Agree with everything being said here. You sound like a reasonable person, certainly not entitled. It speak volumes that he would happily go on this holiday without you. I think I've heard it said before on here - he's telling you who he really is - listen.

Billben · 22/07/2017 18:48

Blimey, how horrid. If that was me, I would not beg him for the money (I'm too proud and would just let him go without me) but while he's gone I'd seriously re-evaluate my life with him and I would tell him that just before he leaves.

gluteustothemaximus · 22/07/2017 18:48

He used to take the dc on holiday without her as when she was on mat pay she couldn't afford to go. He even tried to make out that it was a plus for her as then she would be able to catch up with the housework while they were away.

Oh. My. God.

Was so pleased to then read they are now divorced though Grin

Pengggwn · 22/07/2017 18:49

This reply has been deleted

Message withdrawn at poster's request.

lalalalyra · 22/07/2017 18:49

Do you rent or have you got a joint mortgage? Do you split your household bills proportionally or 50/50?
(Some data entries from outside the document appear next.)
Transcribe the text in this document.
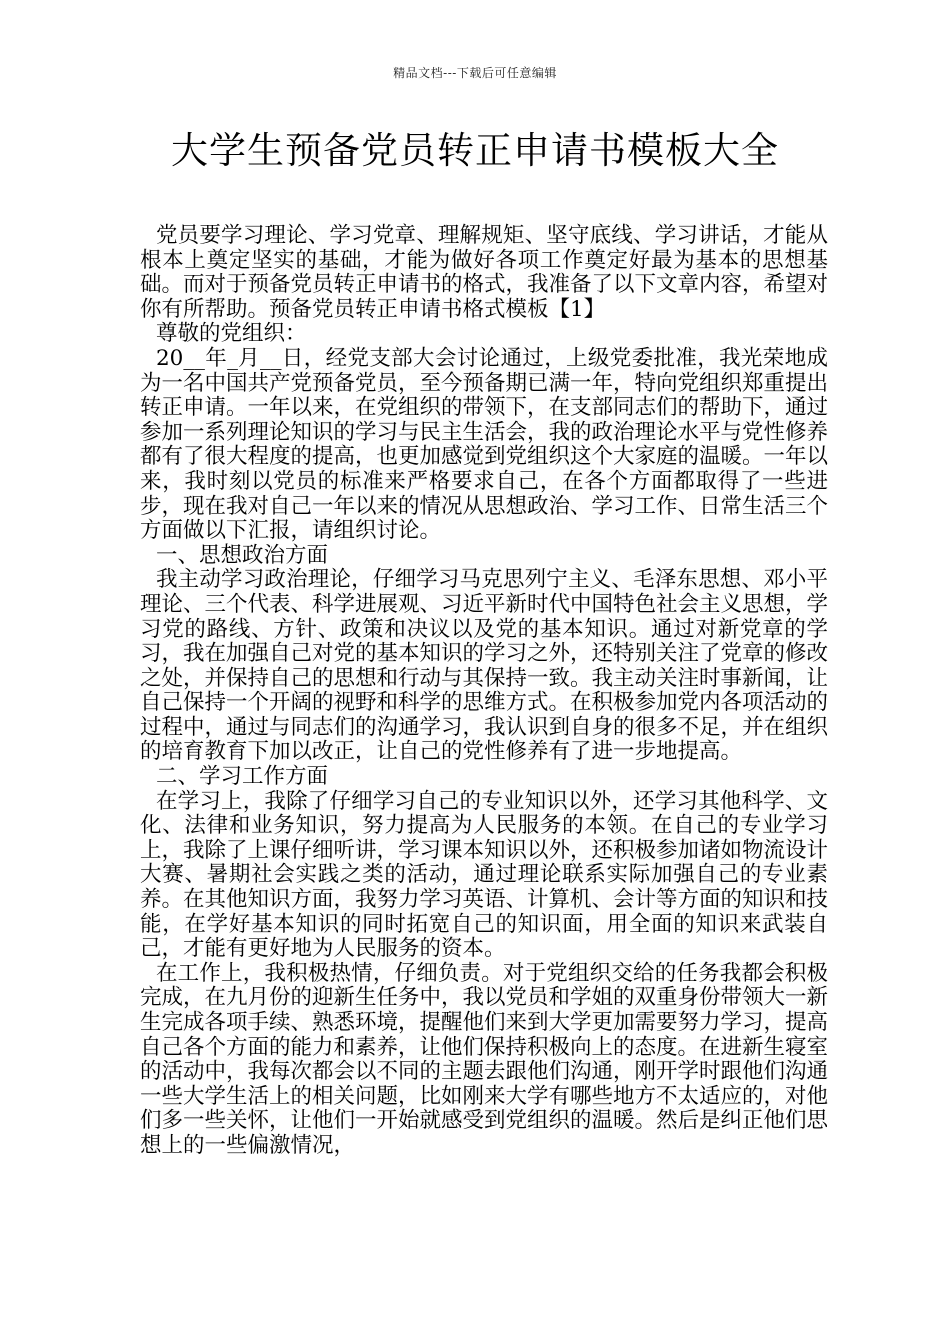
精品文档---下载后可任意编辑
大学生预备党员转正申请书模板大全

党员要学习理论、学习党章、理解规矩、坚守底线、学习讲话，才能从根本上奠定坚实的基础，才能为做好各项工作奠定好最为基本的思想基础。而对于预备党员转正申请书的格式，我准备了以下文章内容，希望对你有所帮助。预备党员转正申请书格式模板【1】

尊敬的党组织：

20__年_月__日，经党支部大会讨论通过，上级党委批准，我光荣地成为一名中国共产党预备党员，至今预备期已满一年，特向党组织郑重提出转正申请。一年以来，在党组织的带领下，在支部同志们的帮助下，通过参加一系列理论知识的学习与民主生活会，我的政治理论水平与党性修养都有了很大程度的提高，也更加感觉到党组织这个大家庭的温暖。一年以来，我时刻以党员的标准来严格要求自己，在各个方面都取得了一些进步，现在我对自己一年以来的情况从思想政治、学习工作、日常生活三个方面做以下汇报，请组织讨论。

一、思想政治方面

我主动学习政治理论，仔细学习马克思列宁主义、毛泽东思想、邓小平理论、三个代表、科学进展观、习近平新时代中国特色社会主义思想，学习党的路线、方针、政策和决议以及党的基本知识。通过对新党章的学习，我在加强自己对党的基本知识的学习之外，还特别关注了党章的修改之处，并保持自己的思想和行动与其保持一致。我主动关注时事新闻，让自己保持一个开阔的视野和科学的思维方式。在积极参加党内各项活动的过程中，通过与同志们的沟通学习，我认识到自身的很多不足，并在组织的培育教育下加以改正，让自己的党性修养有了进一步地提高。

二、学习工作方面

在学习上，我除了仔细学习自己的专业知识以外，还学习其他科学、文化、法律和业务知识，努力提高为人民服务的本领。在自己的专业学习上，我除了上课仔细听讲，学习课本知识以外，还积极参加诸如物流设计大赛、暑期社会实践之类的活动，通过理论联系实际加强自己的专业素养。在其他知识方面，我努力学习英语、计算机、会计等方面的知识和技能，在学好基本知识的同时拓宽自己的知识面，用全面的知识来武装自己，才能有更好地为人民服务的资本。

在工作上，我积极热情，仔细负责。对于党组织交给的任务我都会积极完成，在九月份的迎新生任务中，我以党员和学姐的双重身份带领大一新生完成各项手续、熟悉环境，提醒他们来到大学更加需要努力学习，提高自己各个方面的能力和素养，让他们保持积极向上的态度。在进新生寝室的活动中，我每次都会以不同的主题去跟他们沟通，刚开学时跟他们沟通一些大学生活上的相关问题，比如刚来大学有哪些地方不太适应的，对他们多一些关怀，让他们一开始就感受到党组织的温暖。然后是纠正他们思想上的一些偏激情况，
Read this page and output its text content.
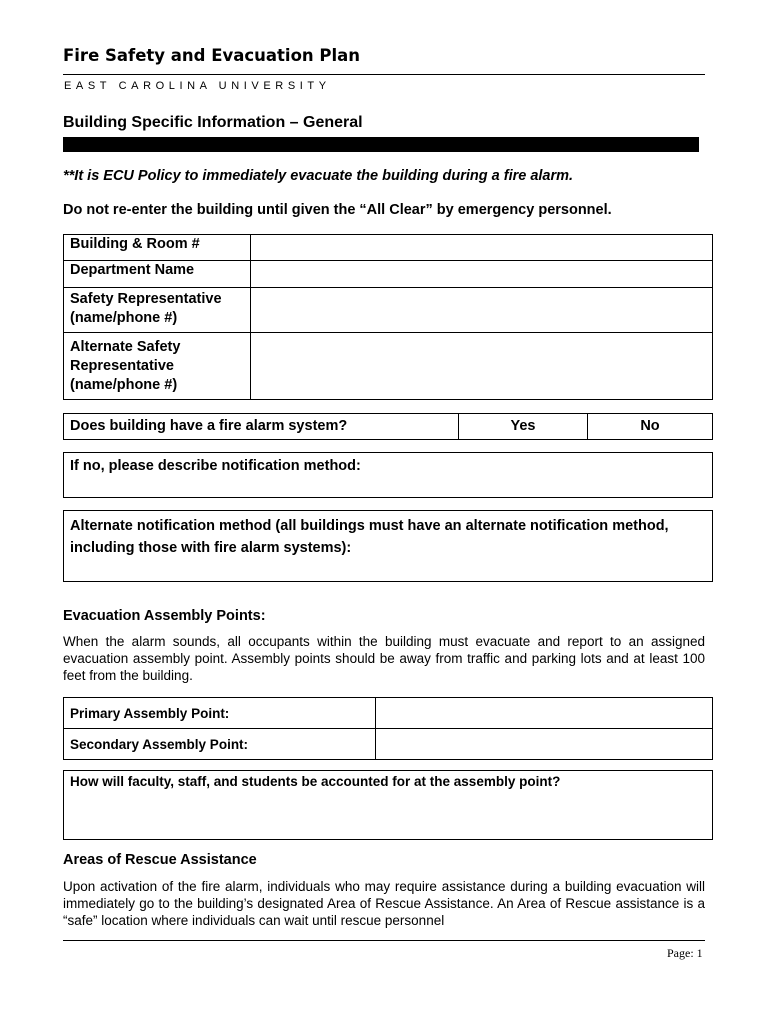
Fire Safety and Evacuation Plan
EAST CAROLINA UNIVERSITY
Building Specific Information – General
**It is ECU Policy to immediately evacuate the building during a fire alarm.
Do not re-enter the building until given the “All Clear” by emergency personnel.
Building & Room #	
Department Name	

Safety Representative
(name/phone #)	

Alternate Safety
Representative
(name/phone #)	

Does building have a fire alarm system?	Yes	No
If no, please describe notification method:
Alternate notification method (all buildings must have an alternate notification method, including those with fire alarm systems):
Evacuation Assembly Points:
When the alarm sounds, all occupants within the building must evacuate and report to an assigned evacuation assembly point. Assembly points should be away from traffic and parking lots and at least 100 feet from the building.
Primary Assembly Point:	
Secondary Assembly Point:	
How will faculty, staff, and students be accounted for at the assembly point?
Areas of Rescue Assistance
Upon activation of the fire alarm, individuals who may require assistance during a building evacuation will immediately go to the building’s designated Area of Rescue Assistance. An Area of Rescue assistance is a “safe” location where individuals can wait until rescue personnel
Page: 1
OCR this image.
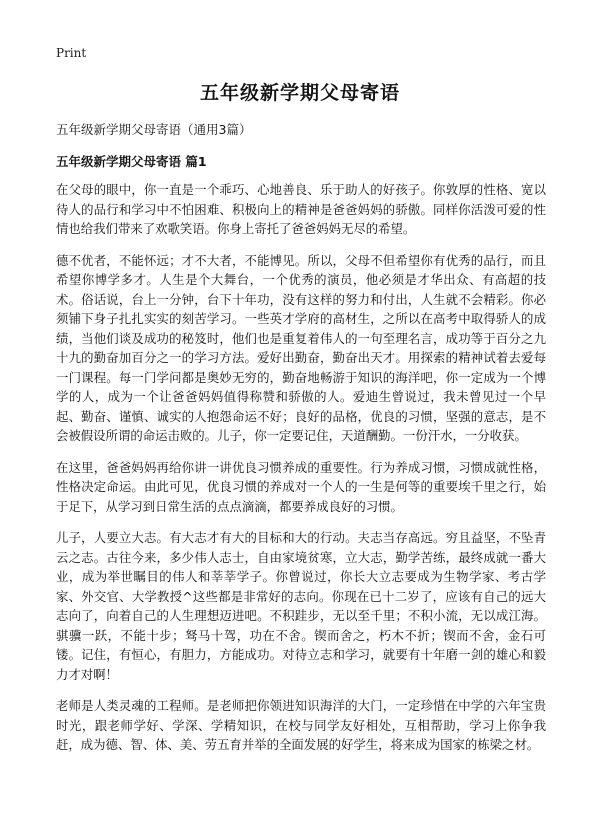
Print
五年级新学期父母寄语
五年级新学期父母寄语（通用3篇）
五年级新学期父母寄语 篇1

在父母的眼中，你一直是一个乖巧、心地善良、乐于助人的好孩子。你敦厚的性格、宽以待人的品行和学习中不怕困难、积极向上的精神是爸爸妈妈的骄傲。同样你活泼可爱的性情也给我们带来了欢歌笑语。你身上寄托了爸爸妈妈无尽的希望。

德不优者，不能怀远；才不大者，不能博见。所以，父母不但希望你有优秀的品行，而且希望你博学多才。人生是个大舞台，一个优秀的演员，他必须是才华出众、有高超的技术。俗话说，台上一分钟，台下十年功，没有这样的努力和付出，人生就不会精彩。你必须铺下身子扎扎实实的刻苦学习。一些英才学府的高材生，之所以在高考中取得骄人的成绩，当他们谈及成功的秘笈时，他们也是重复着伟人的一句至理名言，成功等于百分之九十九的勤奋加百分之一的学习方法。爱好出勤奋，勤奋出天才。用探索的精神试着去爱每一门课程。每一门学问都是奥妙无穷的，勤奋地畅游于知识的海洋吧，你一定成为一个博学的人，成为一个让爸爸妈妈值得称赞和骄傲的人。爱迪生曾说过，我未曾见过一个早起、勤奋、谨慎、诚实的人抱怨命运不好；良好的品格，优良的习惯，坚强的意志，是不会被假设所谓的命运击败的。儿子，你一定要记住，天道酬勤。一份汗水，一分收获。

在这里，爸爸妈妈再给你讲一讲优良习惯养成的重要性。行为养成习惯，习惯成就性格，性格决定命运。由此可见，优良习惯的养成对一个人的一生是何等的重要埃千里之行，始于足下，从学习到日常生活的点点滴滴，都要养成良好的习惯。

儿子，人要立大志。有大志才有大的目标和大的行动。夫志当存高远。穷且益坚，不坠青云之志。古往今来，多少伟人志士，自由家境贫寒，立大志，勤学苦练，最终成就一番大业，成为举世瞩目的伟人和莘莘学子。你曾说过，你长大立志要成为生物学家、考古学家、外交官、大学教授^这些都是非常好的志向。你现在已十二岁了，应该有自己的远大志向了，向着自己的人生理想迈进吧。不积跬步，无以至千里；不积小流，无以成江海。骐骥一跃，不能十步；驽马十驾，功在不舍。锲而舍之，朽木不折；锲而不舍，金石可镂。记住，有恒心，有胆力，方能成功。对待立志和学习，就要有十年磨一剑的雄心和毅力才对啊！

老师是人类灵魂的工程师。是老师把你领进知识海洋的大门，一定珍惜在中学的六年宝贵时光，跟老师学好、学深、学精知识，在校与同学友好相处，互相帮助，学习上你争我赶，成为德、智、体、美、劳五育并举的全面发展的好学生，将来成为国家的栋梁之材。
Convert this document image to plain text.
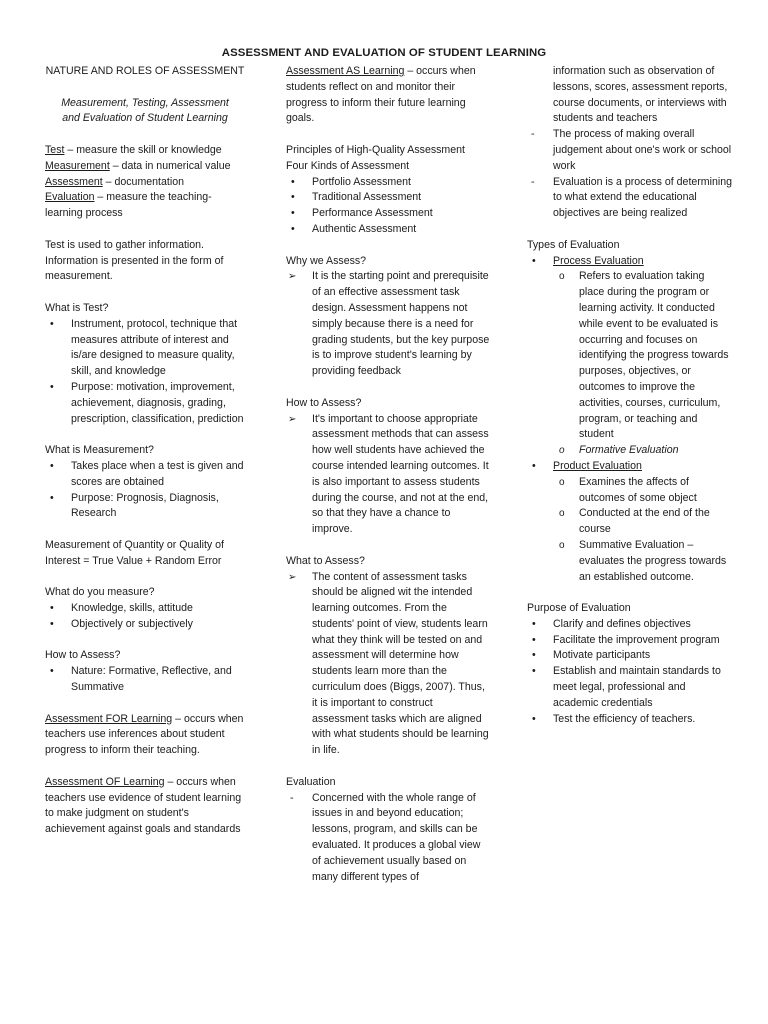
ASSESSMENT AND EVALUATION OF STUDENT LEARNING

NATURE AND ROLES OF ASSESSMENT

Measurement, Testing, Assessment and Evaluation of Student Learning

Test – measure the skill or knowledge
Measurement – data in numerical value
Assessment – documentation
Evaluation – measure the teaching-learning process

Test is used to gather information. Information is presented in the form of measurement.

What is Test?

• Instrument, protocol, technique that measures attribute of interest and is/are designed to measure quality, skill, and knowledge
• Purpose: motivation, improvement, achievement, diagnosis, grading, prescription, classification, prediction

What is Measurement?

• Takes place when a test is given and scores are obtained
• Purpose: Prognosis, Diagnosis, Research

Measurement of Quantity or Quality of Interest = True Value + Random Error

What do you measure?

• Knowledge, skills, attitude
• Objectively or subjectively

How to Assess?

• Nature: Formative, Reflective, and Summative

Assessment FOR Learning – occurs when teachers use inferences about student progress to inform their teaching.

Assessment OF Learning – occurs when teachers use evidence of student learning to make judgment on student's achievement against goals and standards

Assessment AS Learning – occurs when students reflect on and monitor their progress to inform their future learning goals.

Principles of High-Quality Assessment

Four Kinds of Assessment

• Portfolio Assessment
• Traditional Assessment
• Performance Assessment
• Authentic Assessment

Why we Assess?

➢ It is the starting point and prerequisite of an effective assessment task design. Assessment happens not simply because there is a need for grading students, but the key purpose is to improve student's learning by providing feedback

How to Assess?

➢ It's important to choose appropriate assessment methods that can assess how well students have achieved the course intended learning outcomes. It is also important to assess students during the course, and not at the end, so that they have a chance to improve.

What to Assess?

➢ The content of assessment tasks should be aligned wit the intended learning outcomes. From the students' point of view, students learn what they think will be tested on and assessment will determine how students learn more than the curriculum does (Biggs, 2007). Thus, it is important to construct assessment tasks which are aligned with what students should be learning in life.

Evaluation

- Concerned with the whole range of issues in and beyond education; lessons, program, and skills can be evaluated. It produces a global view of achievement usually based on many different types of
information such as observation of lessons, scores, assessment reports, course documents, or interviews with students and teachers
- The process of making overall judgement about one's work or school work
- Evaluation is a process of determining to what extend the educational objectives are being realized

Types of Evaluation

• Process Evaluation
o Refers to evaluation taking place during the program or learning activity. It conducted while event to be evaluated is occurring and focuses on identifying the progress towards purposes, objectives, or outcomes to improve the activities, courses, curriculum, program, or teaching and student
o Formative Evaluation
• Product Evaluation
o Examines the affects of outcomes of some object
o Conducted at the end of the course
o Summative Evaluation – evaluates the progress towards an established outcome.

Purpose of Evaluation

• Clarify and defines objectives
• Facilitate the improvement program
• Motivate participants
• Establish and maintain standards to meet legal, professional and academic credentials
• Test the efficiency of teachers.
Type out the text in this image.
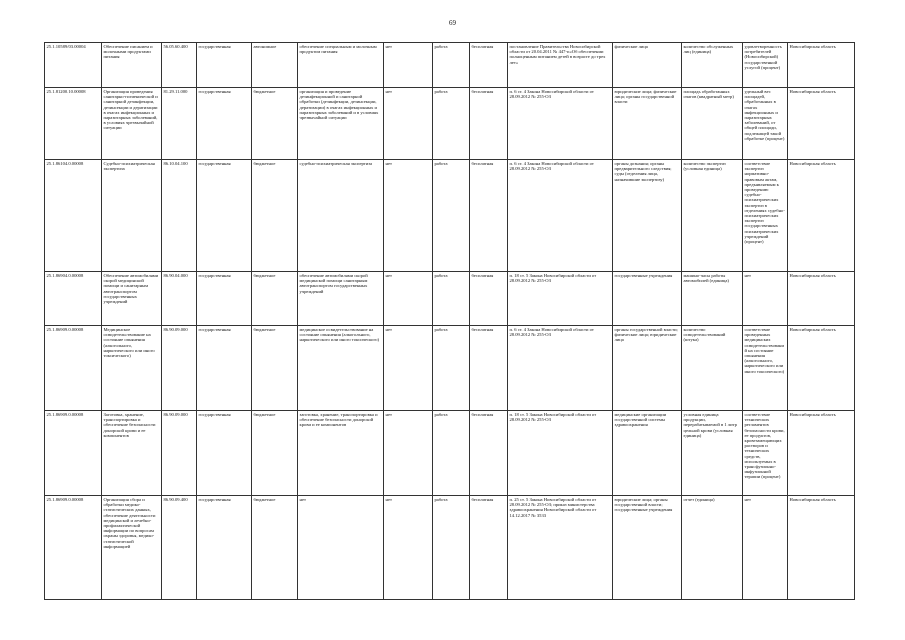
69
25.1.10589/03.00004	Обеспечение писанием и молочными продуктами питания	56.05.60.400	государственная	автономное	обеспечение специальным и молочным продуктом питания	нет	работа	бесплатная	постановление Правительства Новосибирской области от 20.04.2011 № 447-п«Об обеспечении полноценным питанием детей в возрасте до трех лет»	физические лица	количество обслуженных лиц (единица)	удовлетворенность потребителей (Новосибирской) государственной услугой (процент)	Новосибирская область
25.1.81200.10.00008	Организация проведения санитарно-гигиенической и санитарной дезинфекции, дезинсекции и дератизации в очагах инфекционных и паразитарных заболеваний, в условиях чрезвычайной ситуации	81.29.11.000	государственная	бюджетное	организация и проведение дезинфекционной и санитарной обработки (дезинфекции, дезинсекции, дератизации) в очагах инфекционных и паразитарных заболеваний и в условиях чрезвычайной ситуации	нет	работа	бесплатная	п. 6 ст. 4 Закона Новосибирской области от 28.09.2012 № 255-ОЗ	юридические лица; физические лица; органы государственной власти	площадь обработанных очагов (квадратный метр)	удельный вес площадей, обработанных в очагах инфекционных и паразитарных заболеваний, от общей площади, подлежащей такой обработке (процент)	Новосибирская область
25.1.86104.0.00008	Судебно-психиатрическая экспертиза	86.10.04.100	государственная	бюджетное	судебно-психиатрическая экспертиза	нет	работа	бесплатная	п. 6 ст. 4 Закона Новосибирской области от 28.09.2012 № 255-ОЗ	органы дознания; органы предварительного следствия; суды (отделения лица, назначившие экспертизу)	количество экспертиз (условная единица)	соответствие экспертиз нормативно-правовым актам, предъявляемым к проведению судебно-психиатрических экспертиз в отделениях судебно-психиатрических экспертиз государственных психиатрических учреждений (процент)	Новосибирская область
25.1.86904.0.00008	Обеспечение автомобилями скорой медицинской помощи и санитарным автотранспортом государственных учреждений	86.90.04.000	государственная	бюджетное	обеспечение автомобилями скорой медицинской помощи санитарным автотранспортом государственных учреждений	нет	работа	бесплатная	п. 18 ст. 5 Закона Новосибирской области от 28.09.2012 № 255-ОЗ	государственные учреждения	машино-часы работы автомобилей (единица)	нет	Новосибирская область
25.1.86909.0.00008	Медицинское освидетельствование на состояние опьянения (алкогольного, наркотического или иного токсического)	86.90.09.000	государственная	бюджетное	медицинское освидетельствование на состояние опьянения (алкогольного, наркотического или иного токсического)	нет	работа	бесплатная	п. 6 ст. 4 Закона Новосибирской области от 28.09.2012 № 255-ОЗ	органы государственной власти; физические лица; юридические лица	количество освидетельствований (штука)	соответствие проведенных медицинских освидетельствований на состояние опьянения (алкогольного, наркотического или иного токсического)	Новосибирская область
25.1.86909.0.00008	Заготовка, хранение, транспортировка и обеспечение безопасности донорской крови и ее компонентов	86.90.09.000	государственная	бюджетное	заготовка, хранение, транспортировка и обеспечение безопасности донорской крови и ее компонентов	нет	работа	бесплатная	п. 18 ст. 5 Закона Новосибирской области от 28.09.2012 № 255-ОЗ	медицинские организации государственной системы здравоохранения	условная единица продукции, перерабатываемой в 1 литр цельной крови (условная единица)	соответствие технических регламентов безопасности крови, ее продуктов, кровезамещающих растворов и технических средств, используемых в трансфузионно-инфузионной терапии (процент)	Новосибирская область
25.1.86909.0.00008	Организация сбора и обработки медико-статистических данных, обеспечение деятельности медицинской и лечебно-профилактической информации по вопросам охраны здоровья, медико-статистической информацией	86.90.09.400	государственная	бюджетное	нет	нет	работа	бесплатная	п. 25 ст. 5 Закона Новосибирской области от 28.09.2012 № 255-ОЗ; приказ министерства здравоохранения Новосибирской области от 14.12.2017 № 3533	юридические лица; органы государственной власти; государственные учреждения	отчет (единица)	нет	Новосибирская область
Be very careful OP. MIL's sister and her partner work their finances like this - everything 50-50. After over 30 years together he is happily retired and goes off on holidays every other month. She still works pt at 72 to top up her pension and their lifestyles are incredibly different. The only thing keeping them "together" is that he wouldn't buy her out of the house and she couldn't afford to buy him out. It's very sad.

Pengggwn · 22/07/2017 18:49

This reply has been deleted

Message withdrawn at poster's request.

GlitterGlue · 22/07/2017 18:49

Fuck me, that's horrible.

On the plus side though, he's showing you what he's like. Whatever you do, don't have children with this man.

Crunchymum · 22/07/2017 18:50

What is your financial set up?

Is this genuinely the first time he has been such a mean cunt?

kaytee87 · 22/07/2017 18:50

That's awful! Surely he's booking for you too as a surprise. Your friends are going to think he's a twat. Make sure you reply to the message saying you'll have to sit this one out as you can't afford it. He'll make something up about you not getting holidays from work or something otherwise so he doesn't look tight.

This isn't a partnership, I don't think I could stay with someone like this.